In his heart a man plans his course, but the Lord determines his steps. ~Proverbs 16:9
Adoption was not originally part of the plan. I never had any connection to adoption when I was growing up. To my knowledge, I never knew anyone who was adopted, or had adopted, or was part of an adoptive family. I never heard stories about adoption that made me vow to one day adopt. The willingness to adopt was not part of my litmus test for the man I married. Let’s be clear: Adoption was never on my radar.
But after galavanting around Europe for a few years, when Mike and I decided it was time to complicate our lives, things didn’t happen the way they were supposed to. And eventually, we realized adoption was our only option for building our family.
So began the paperwork: filling out financial forms, obtaining clearances, getting clean bills of health from our doctors, asking close friends to write recommendations. It took us about four months to get it all together. And that was just for the initial application. Then a social worker interviewed us, asking us questions about our family life and the homes we came from. Once we were approved to be parents by the states of Maryland and Virginia and the District of Columbia, we had to put together a photo album of our lives, in the hopes that a birth mother would look at the pictures we’d chosen and deem us worthy of parenting her child. I felt for the birth mothers in that situation. How do you possibly make that choice? What do you look for as you’re deciding who’s going to raise your precious baby? We were told birth mothers made the choice based on anything from the logical (lifestyle portrayed in the pictures, for example) to the random (the wallpaper in a picture was the same as the wallpaper of her childhood room). In addition to the photo album, we had to write a letter to the birth mother, describing ourselves, however we wanted. I, the writer in the family, was clueless how to even begin. Mike had a vision and one evening whipped out a few paragraphs.

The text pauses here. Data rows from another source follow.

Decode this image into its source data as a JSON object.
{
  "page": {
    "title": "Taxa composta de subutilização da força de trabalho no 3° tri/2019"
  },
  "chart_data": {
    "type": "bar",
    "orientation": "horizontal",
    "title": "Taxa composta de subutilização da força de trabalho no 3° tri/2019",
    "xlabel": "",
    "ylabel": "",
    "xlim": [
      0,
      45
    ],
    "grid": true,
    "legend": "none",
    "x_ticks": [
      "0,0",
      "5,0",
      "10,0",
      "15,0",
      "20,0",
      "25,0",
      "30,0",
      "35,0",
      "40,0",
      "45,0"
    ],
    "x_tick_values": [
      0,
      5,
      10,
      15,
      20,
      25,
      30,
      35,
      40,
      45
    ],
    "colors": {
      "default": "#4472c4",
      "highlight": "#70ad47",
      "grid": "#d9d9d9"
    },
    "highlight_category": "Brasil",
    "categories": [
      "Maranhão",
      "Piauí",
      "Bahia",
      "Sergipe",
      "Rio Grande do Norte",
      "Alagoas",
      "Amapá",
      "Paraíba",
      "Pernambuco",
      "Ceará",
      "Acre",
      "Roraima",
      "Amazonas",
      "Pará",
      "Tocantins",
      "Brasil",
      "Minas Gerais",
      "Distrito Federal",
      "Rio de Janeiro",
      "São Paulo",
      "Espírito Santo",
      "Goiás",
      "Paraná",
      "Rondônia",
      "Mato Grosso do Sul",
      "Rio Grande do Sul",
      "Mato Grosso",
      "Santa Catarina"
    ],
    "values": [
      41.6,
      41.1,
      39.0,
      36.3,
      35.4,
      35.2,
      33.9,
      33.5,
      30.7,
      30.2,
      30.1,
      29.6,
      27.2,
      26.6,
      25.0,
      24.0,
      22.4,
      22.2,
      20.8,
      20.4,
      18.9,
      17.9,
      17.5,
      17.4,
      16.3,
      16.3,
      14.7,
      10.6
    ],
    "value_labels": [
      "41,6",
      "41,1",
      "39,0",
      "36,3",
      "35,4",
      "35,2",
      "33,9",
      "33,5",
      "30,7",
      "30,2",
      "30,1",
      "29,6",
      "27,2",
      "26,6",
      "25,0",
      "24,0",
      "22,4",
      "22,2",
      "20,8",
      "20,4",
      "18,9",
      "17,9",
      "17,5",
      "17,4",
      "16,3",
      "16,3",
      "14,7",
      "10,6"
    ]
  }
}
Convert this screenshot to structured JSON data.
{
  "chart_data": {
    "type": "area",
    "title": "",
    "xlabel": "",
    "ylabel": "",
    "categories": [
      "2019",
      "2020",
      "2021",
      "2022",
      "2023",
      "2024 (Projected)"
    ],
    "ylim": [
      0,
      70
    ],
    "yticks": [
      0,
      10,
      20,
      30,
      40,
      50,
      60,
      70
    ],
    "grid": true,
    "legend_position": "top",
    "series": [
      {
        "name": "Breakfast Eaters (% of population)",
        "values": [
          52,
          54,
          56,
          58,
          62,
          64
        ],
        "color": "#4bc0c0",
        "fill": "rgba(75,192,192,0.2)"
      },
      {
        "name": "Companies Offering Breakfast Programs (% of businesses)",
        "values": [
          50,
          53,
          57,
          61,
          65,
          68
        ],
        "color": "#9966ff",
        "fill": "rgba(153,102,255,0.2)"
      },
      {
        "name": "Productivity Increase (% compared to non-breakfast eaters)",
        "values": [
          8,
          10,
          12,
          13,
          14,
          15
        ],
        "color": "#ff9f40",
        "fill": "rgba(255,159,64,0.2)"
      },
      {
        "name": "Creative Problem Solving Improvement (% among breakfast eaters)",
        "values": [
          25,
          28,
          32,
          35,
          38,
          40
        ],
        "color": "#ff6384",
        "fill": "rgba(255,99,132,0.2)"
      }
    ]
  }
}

They were good. And funny. But then, Mike’s funny guy. He was hoping to write something that would make a birth mother smile. In the midst of a traumatic, emotionally charged situation, he figured a letter that made her chuckle would stand out. (Turns out, neither piece was necessary; the birth mother simply requested her child be placed with the longest waiting family.)
With those two pieces as finished as they were going to be, we let go and let God. It was now out of our hands. All we could do was wait to be chosen. We did a bit of outreach ourselves–telling everyone we knew and adding a marketing email signature–but we left most of the heavy lifting to our agency. We were paying them, after all.
The wait felt like an eternity. In hindsight, four-and-a-half months was not that long. And of course, as we hold Teddy now, that wait and the journey were totally worth every moment. Looking at our baby’s precious smile and sweet, sweet dimples, we wouldn’t have our story written any other way.